By default, the program will attempt to color the pixels of matching tokens: blue pixels are probably noise (e.g., two periods that have no other matching tokens nearby), whereas red pixels are definitely duplicated code. Sequences of pixels get their colors by joining together chains of matching pixels near each other. When comparing a single file to itself, the main diagonal is artificially suppressed to blue, because of course each token is equal to itself.

The coloring algorithm can be both memory- and time-intensive. For images larger than 50 megapixels (roughly 1300 lines of code in each file), we exit with warnings, rather than risk having your computer freeze when it runs out of memory. To work around this, you can use the --black_and_white option to skip coloring, or the --big_file option to color anyway (but use the latter at your own peril!).

If you specify an --output_location, then instead of opening the GUI, the image will be saved to file and then the program will exit. Most popular image formats should work, including .png, .gif, .jpg, and .bmp.

Saving images to a file takes much more memory than displaying them to the screen (because most image formats involve compression algorithms), so doing this with large images can again freeze your whole system. By default, we refuse to save any image that is over 50 megapixels. This can be overridden with the --big_file flag, but again use that at your own peril.

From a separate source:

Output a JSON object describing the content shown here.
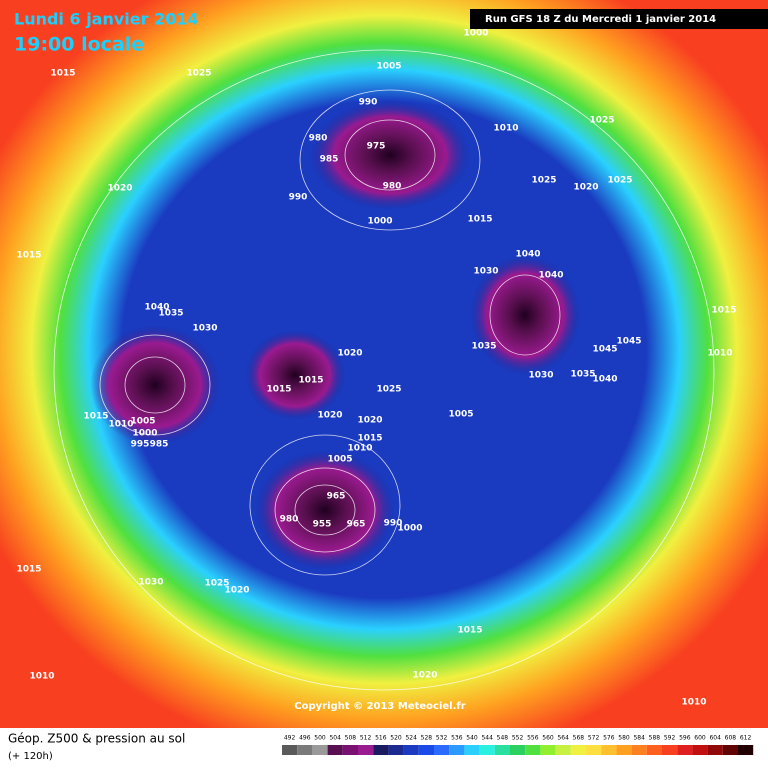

When using the GUI, you can set the maximum line length for the code displayed using the --text_width or -tw option (default is 100 characters, except Python files are 80 characters), and you can set the sidelength, in pixels, of the GUI's (square) map view using the --map_width or -mw option (default is 600 pixels).

Uses

Finding code that has been copied and pasted or is otherwise similar enough to consider refactoring. This is the main use case of this code. These show up as diagonal lines in the image.

Other Uses

  • Finding students who are cheating on their homework by copying and pasting code from each other. There are better tools for this task, but visual_diff is better than nothing.
  • Cheating on homework by making sure that the code you have copied and pasted has been modified enough that it no longer looks copied and pasted. 🙃

Examples

The mouse cursor has been artificially colored purple in order to better distinguish it from the background. The context at the bottom highlights the token(s) represented by the pixel the mouse is pointing to.

Boilerplate code that repeats itself a lot clearly looks like it repeats:

example of boilerplate code with lots of repetition: there are many diagonal lines

Here's a short file compared to a longer file which was created by copying the short file and modifying it:

example of a short file compared to a long file made from modifying the short one

This is a single file compared to itself, where the second half of the file was created by modifying a copy of the first half:

a file whose second half is a modified copy of the first half

Data structures with very regular structure, such as lists and dictionaries, show up as very regular structures:

a string-to-string map shows as a checkerboard pattern

If you zoom out in a very large file, each pixel of the map will contain multiple tokens within it. Duplicated code will still show up as a diagonal line even if the individual pixels only match partially. This file was large enough that I used the --black_and_white flag to skip the coloring, which saved gigabytes of memory and multiple minutes of startup time.

a zoomed-out view shows each pixel represents multiple tokens in the file

Motivation

This code was predominantly written by Alan Davidson. He got the idea from a talk he saw at DEFCON 2006, in which Dan Kaminsky showed a very similar tool he had built to compare binaries made from the same source code using different compilers. Here are slides he made for a very similar talk at SchmooCon 2007 (start around slide 45).